Real estate agents see housing market moving closer to balance
CNBC’s survey found more agents reporting equal leverage for buyers and sellers as asking prices ease and inventory improves.
By Hana Yoshida · Markets Reporter
3 min read
More U.S. real estate agents say the housing market is no longer tilted so sharply toward sellers, according to CNBC’s Housing Market Survey. The shift matters for buyers who have spent years facing limited choices, high prices and little room to bargain.
In CNBC’s second-quarter survey, 44% of agents said their local market looked balanced between buyers and sellers. That was up from 30% in the third quarter of 2025, when CNBC began the quarterly survey.

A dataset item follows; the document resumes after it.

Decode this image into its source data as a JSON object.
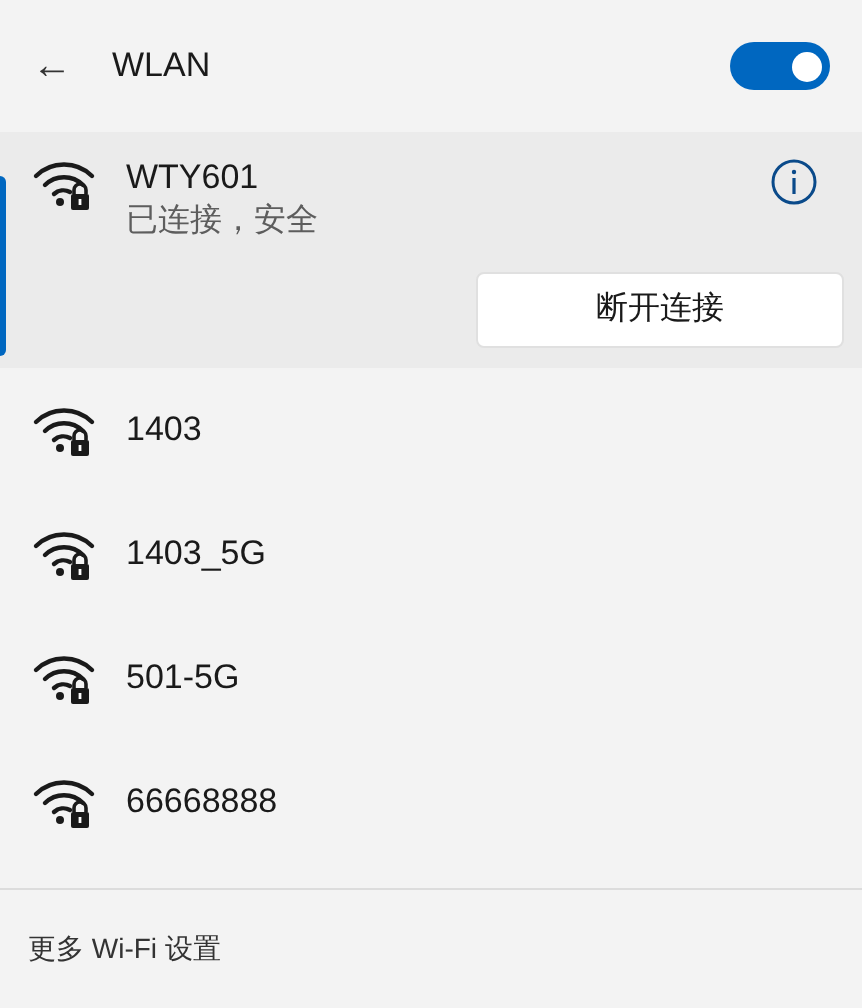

CNBC said the survey is a national poll of real estate agents chosen at random across the United States. The second-quarter responses were gathered from June 23 through June 30, with 53 agents participating.
The survey also showed fewer agents reporting price cuts on active listings. CNBC said 57% of respondents had at least one listing with a price reduction in the second quarter, down from 89% in the third quarter of 2025.
Jeremy Kane, an EXP Realty agent in Denver, told CNBC that leverage now depends on the home, neighborhood, condition and price range. He said both sides can have some negotiating power in the current market.
Prices are cooling, but not falling broadly
Home sales in May were 3% higher than a year earlier, according to the National Association of Realtors, which CNBC attributed to more available supply and softer pricing. CNBC reported that sellers appear to be setting asking prices closer to current market conditions than they did during the early pandemic boom.
The S&P Cotality Case-Shiller national home price index showed home prices still slightly above year-earlier levels, up less than 1%, according to CNBC. Realtor.com data cited by CNBC showed June asking prices down 2.5% from a year earlier, the largest annual decline in that series since tracking began in 2017 and the eighth straight monthly decline.
Bruce Jones, a Compass agent in Nashville, Tennessee, told CNBC that sellers are pushing back less on pricing advice. He said correctly priced homes are still selling, while broad price declines are not the pattern he is seeing.
Martha Thorn, a Coldwell Banker agent in Tampa, Florida, told CNBC she tells sellers that homes need to be priced to sell rather than sit on the market. That shift toward more realistic pricing appears to be reducing failed deals, according to CNBC’s survey.
CNBC said 40% of agents reported at least one contract cancellation in the second quarter. That was down from 51% in the first quarter.
Mortgage rates remain the main pressure point
Agents told CNBC that mortgage rates and prices have replaced the broader economy as buyers’ leading concerns. In the fourth quarter of 2025, 26% of agents said mortgage rates were buyers’ top worry; in the second quarter of 2026, that share rose to 37%, according to CNBC.
Mortgage News Daily data cited by CNBC showed the 30-year fixed mortgage rate fell to 5.99% at the end of February before rising in March. CNBC said the rate last peaked at 6.75% on May 19 and has since stayed near 6.6%.
Realtor.com reported that June inventory was up just under 2% from a year earlier and that new listings rose 2.4%, according to CNBC. Realtor.com counted 1.1 million homes listed for sale, compared with about 614,000 at the same point in 2023, CNBC reported.
Despite the move toward balance, agents have become less upbeat about near-term sales. CNBC’s survey found 19% expect sales to improve soon, down from 48% in the third quarter of 2025, while 67% expect sales to remain about the same.
Joel Eronko of Nicholas Joel Realty Group in Houston told CNBC that the issue is buyers’ and sellers’ expectations rather than a shortage of buyers. He said his focus is on local, current data instead of national economic headlines.
This story draws on original reporting from CNBC.